Robert N. Cook, the caveator, testified that on the morning of the date the will was executed the testator, who was a cousin of the witness, was staying at his home; and the testator called the witness into his bedroom and asked the witness whether he saw anybody out in the filed, stating that he knew that gangsters out of Chicago were "after him." This witness testified further: The testator frequently stayed at his home, and several times the testator made the statement that gangsters from Chicago were "after him," and would ask the witness to come and look out the window. The witness had never known of any gangsters from Chicago pursuing the testator, and he would tell the testator "to go and sit down, forget it." The testator always slept with a camera in his bed. At one time in 1953 or 1954 the testator had a fox at his farmhouse, tied to his bed, and the fox slept on the bed. Before and after the date of July 28, 1953, he had observed the testator on numerous occasions suddenly break out in laughter during a serious conversation, and start clapping his hands and stamping his feet. Based on the facts to which he had testified, the witness was of the opinion that the testator was insane.

*73 Dr. Winston Burdine, a practicing psychiatrist, testified on hypothetical questions that if a person behaved in the manner shown by the testimony of these witnesses, in his opinion the person would be psychotic or insane.

A trial judge can not properly direct a verdict because the evidence preponderates to one side rather than the other. Code § 110-104; Northwestern University v. Crisp, 211 Ga. 636, 647 (88 SE2d 26). There was evidence in the present case on the question of insanity of the testator which raised an issue of fact as to his testamentary capacity. Thompson v. Mitchell, 192 Ga. 750 (16 SE2d 540). This issue should have been submitted to the jury, and it was error to direct a verdict for the propounder.

3. It is asserted in the enumeration of errors that the evidence made an issue of fact as to whether the testator had monomania, in that he believed that he had no relatives except the caveator, whereas he had a number of cousins. While there was testimony by two witnesses that the testator refused to recognize any of his cousins as relatives except the caveator, and spoke disparagingly of him, it is evident from the entire testimony of these witnesses that the testator was alienated from his other cousins and refused to associate with them, and not that he did not know that they existed. The trial judge did not err in failing to submit to the jury any question as to whether the testator was mistaken as to the existence of some of his relatives.

4. The caveator attempted to show that property owned by the testator came from the family of the caveator.

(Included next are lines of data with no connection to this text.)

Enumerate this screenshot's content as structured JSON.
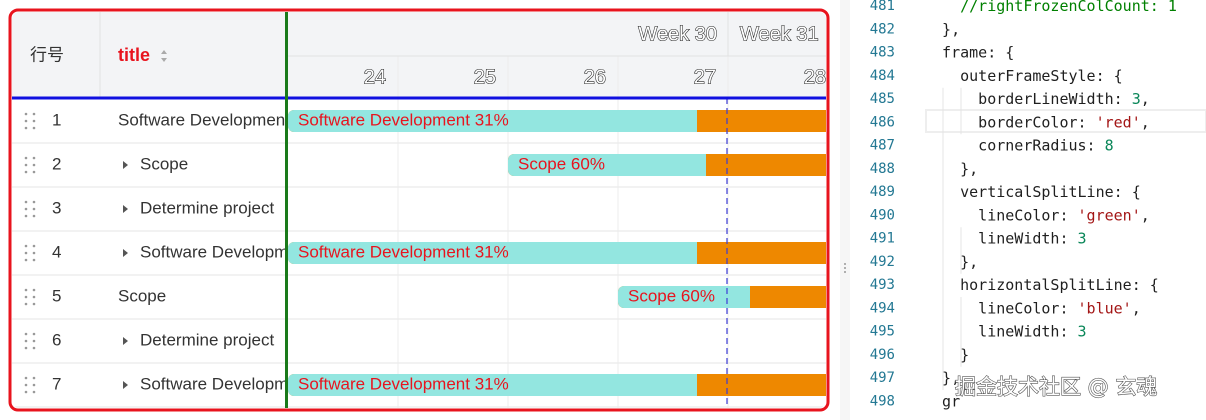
{
  "table": {
    "headers": [
      "行号",
      "title"
    ],
    "rows": [
      [
        "1",
        "Software Development"
      ],
      [
        "2",
        "Scope"
      ],
      [
        "3",
        "Determine project"
      ],
      [
        "4",
        "Software Development"
      ],
      [
        "5",
        "Scope"
      ],
      [
        "6",
        "Determine project"
      ],
      [
        "7",
        "Software Development"
      ]
    ]
  },
  "timeline": {
    "weeks": [
      "Week 30",
      "Week 31"
    ],
    "days": [
      "24",
      "25",
      "26",
      "27",
      "28"
    ],
    "bars": [
      "Software Development 31%",
      "Scope 60%",
      null,
      "Software Development 31%",
      "Scope 60%",
      null,
      "Software Development 31%"
    ]
  },
  "editor": {
    "lines": [
      {
        "number": "481",
        "text": "    //rightFrozenColCount: 1"
      },
      {
        "number": "482",
        "text": "  },"
      },
      {
        "number": "483",
        "text": "  frame: {"
      },
      {
        "number": "484",
        "text": "    outerFrameStyle: {"
      },
      {
        "number": "485",
        "text": "      borderLineWidth: 3,"
      },
      {
        "number": "486",
        "text": "      borderColor: 'red',"
      },
      {
        "number": "487",
        "text": "      cornerRadius: 8"
      },
      {
        "number": "488",
        "text": "    },"
      },
      {
        "number": "489",
        "text": "    verticalSplitLine: {"
      },
      {
        "number": "490",
        "text": "      lineColor: 'green',"
      },
      {
        "number": "491",
        "text": "      lineWidth: 3"
      },
      {
        "number": "492",
        "text": "    },"
      },
      {
        "number": "493",
        "text": "    horizontalSplitLine: {"
      },
      {
        "number": "494",
        "text": "      lineColor: 'blue',"
      },
      {
        "number": "495",
        "text": "      lineWidth: 3"
      },
      {
        "number": "496",
        "text": "    }"
      },
      {
        "number": "497",
        "text": "  },"
      },
      {
        "number": "498",
        "text": "  gr"
      }
    ],
    "watermark": "掘金技术社区 @ 玄魂"
  }
}
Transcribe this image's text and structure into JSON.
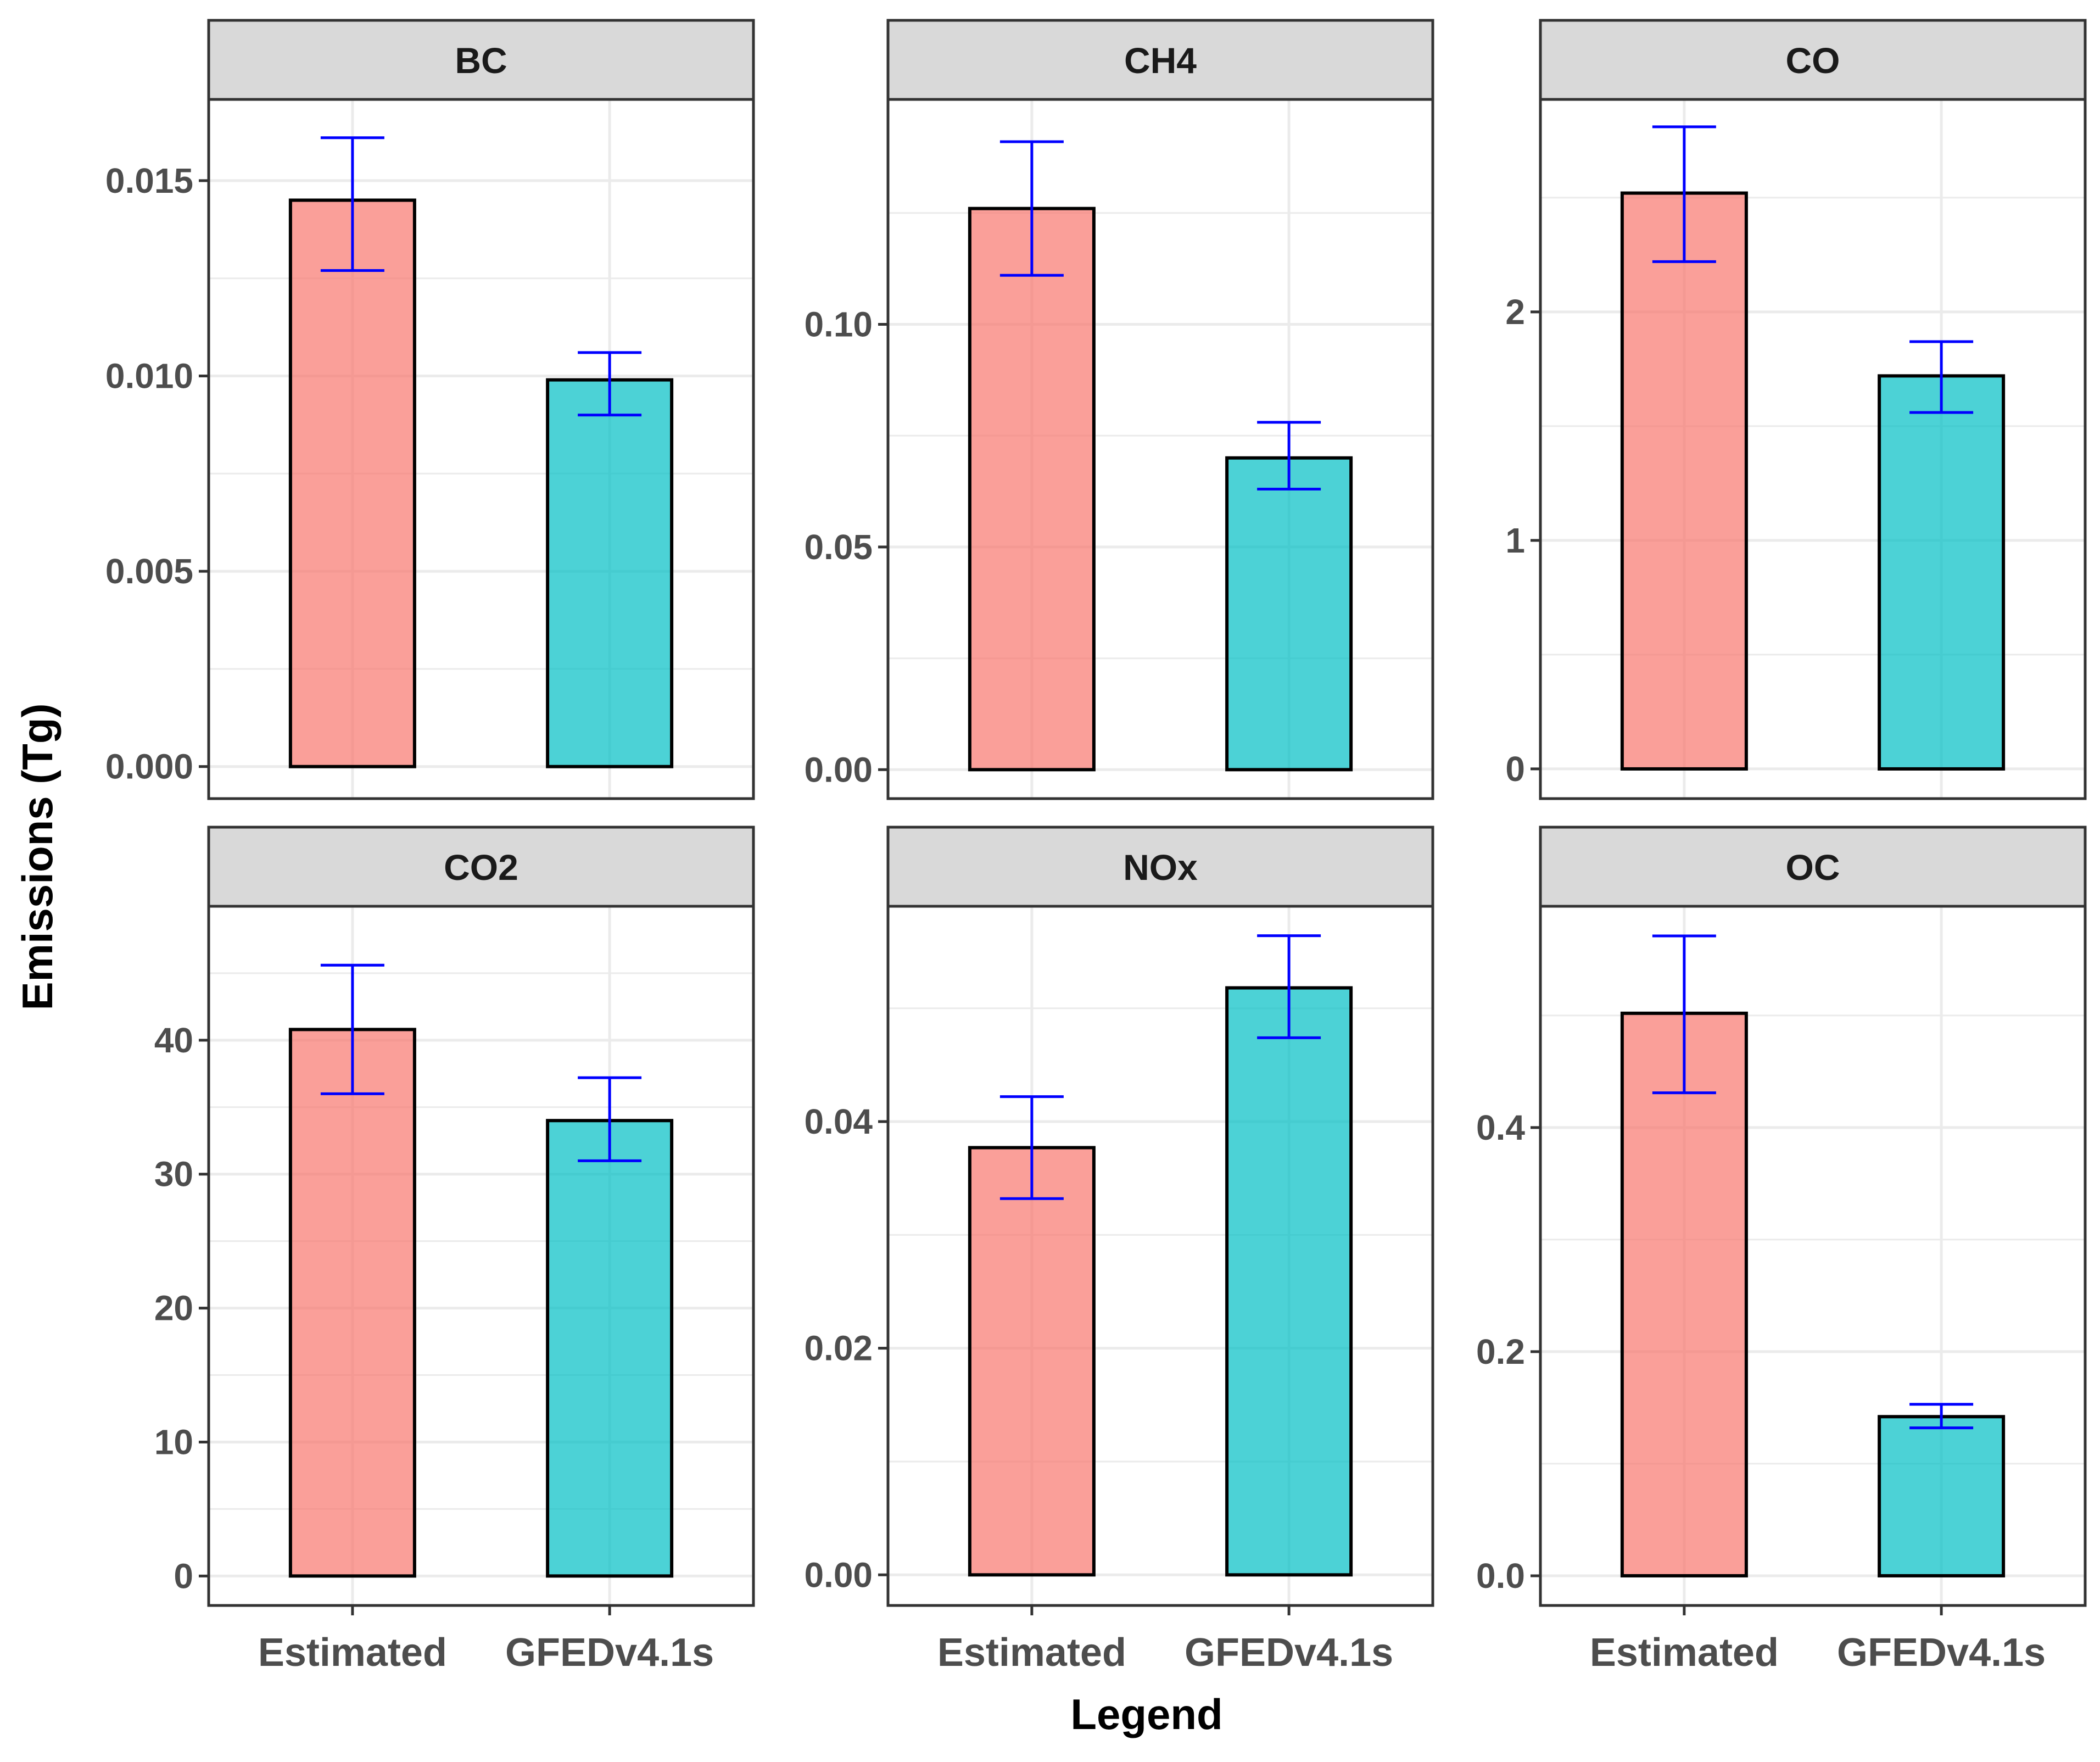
{
  "chart_data": {
    "type": "bar",
    "xlabel": "Legend",
    "ylabel": "Emissions (Tg)",
    "categories": [
      "Estimated",
      "GFEDv4.1s"
    ],
    "colors": {
      "Estimated": "#F8766D",
      "GFEDv4.1s": "#00BFC4",
      "error_bar": "#0000FF",
      "strip_fill": "#D9D9D9",
      "grid": "#EBEBEB",
      "frame": "#333333"
    },
    "panels": [
      {
        "title": "BC",
        "ylim": [
          -0.00082,
          0.01708
        ],
        "ticks": [
          0,
          0.005,
          0.01,
          0.015
        ],
        "tick_labels": [
          "0.000",
          "0.005",
          "0.010",
          "0.015"
        ],
        "values": [
          0.0145,
          0.0099
        ],
        "error_low": [
          0.0127,
          0.009
        ],
        "error_high": [
          0.0161,
          0.0106
        ]
      },
      {
        "title": "CH4",
        "ylim": [
          -0.0065,
          0.1505
        ],
        "ticks": [
          0,
          0.05,
          0.1
        ],
        "tick_labels": [
          "0.00",
          "0.05",
          "0.10"
        ],
        "values": [
          0.126,
          0.07
        ],
        "error_low": [
          0.111,
          0.063
        ],
        "error_high": [
          0.141,
          0.078
        ]
      },
      {
        "title": "CO",
        "ylim": [
          -0.13,
          2.93
        ],
        "ticks": [
          0,
          1,
          2
        ],
        "tick_labels": [
          "0",
          "1",
          "2"
        ],
        "values": [
          2.52,
          1.72
        ],
        "error_low": [
          2.22,
          1.56
        ],
        "error_high": [
          2.81,
          1.87
        ]
      },
      {
        "title": "CO2",
        "ylim": [
          -2.2,
          50.0
        ],
        "ticks": [
          0,
          10,
          20,
          30,
          40
        ],
        "tick_labels": [
          "0",
          "10",
          "20",
          "30",
          "40"
        ],
        "values": [
          40.8,
          34.0
        ],
        "error_low": [
          36.0,
          31.0
        ],
        "error_high": [
          45.6,
          37.2
        ]
      },
      {
        "title": "NOx",
        "ylim": [
          -0.0027,
          0.059
        ],
        "ticks": [
          0,
          0.02,
          0.04
        ],
        "tick_labels": [
          "0.00",
          "0.02",
          "0.04"
        ],
        "values": [
          0.0377,
          0.0518
        ],
        "error_low": [
          0.0332,
          0.0474
        ],
        "error_high": [
          0.0422,
          0.0564
        ]
      },
      {
        "title": "OC",
        "ylim": [
          -0.0265,
          0.5975
        ],
        "ticks": [
          0,
          0.2,
          0.4
        ],
        "tick_labels": [
          "0.0",
          "0.2",
          "0.4"
        ],
        "values": [
          0.502,
          0.142
        ],
        "error_low": [
          0.431,
          0.132
        ],
        "error_high": [
          0.571,
          0.153
        ]
      }
    ]
  }
}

The trial judge held that the evidence was not admissible and instructed the jury to disregard any testimony showing how the testator acquired the property, stating to them that the question of how the testator derived ownership of the property was not involved in the case.

This court has repeatedly held that where there is an issue of fact as to the testamentary capacity of the maker of a will, evidence showing the source from which property disposed of by the will came into the decedent's possession is relevant and material to show whether the provisions of the will are just and reasonable, and accord with the state of the testator's family relations. Pergason v. Etcherson, 91 Ga. 785 (1) (18 SE 29); *74 Holland v. Bell, 148 Ga. 277 (1) (96 SE 419); Murphy v. Murphy, 152 Ga. 275 (109 SE 903); Northwestern University v. Crisp, 211 Ga. 636, 642, supra; Worrell v. Ganns, 214 Ga. 708 (3) (107 SE2d 186).

The testator in the present case left all of his property to the United Daughters of the Confederacy, and the trial judge erred in refusing to allow evidence of the source from which the property was derived.

Judgment reversed. All the Justices concur.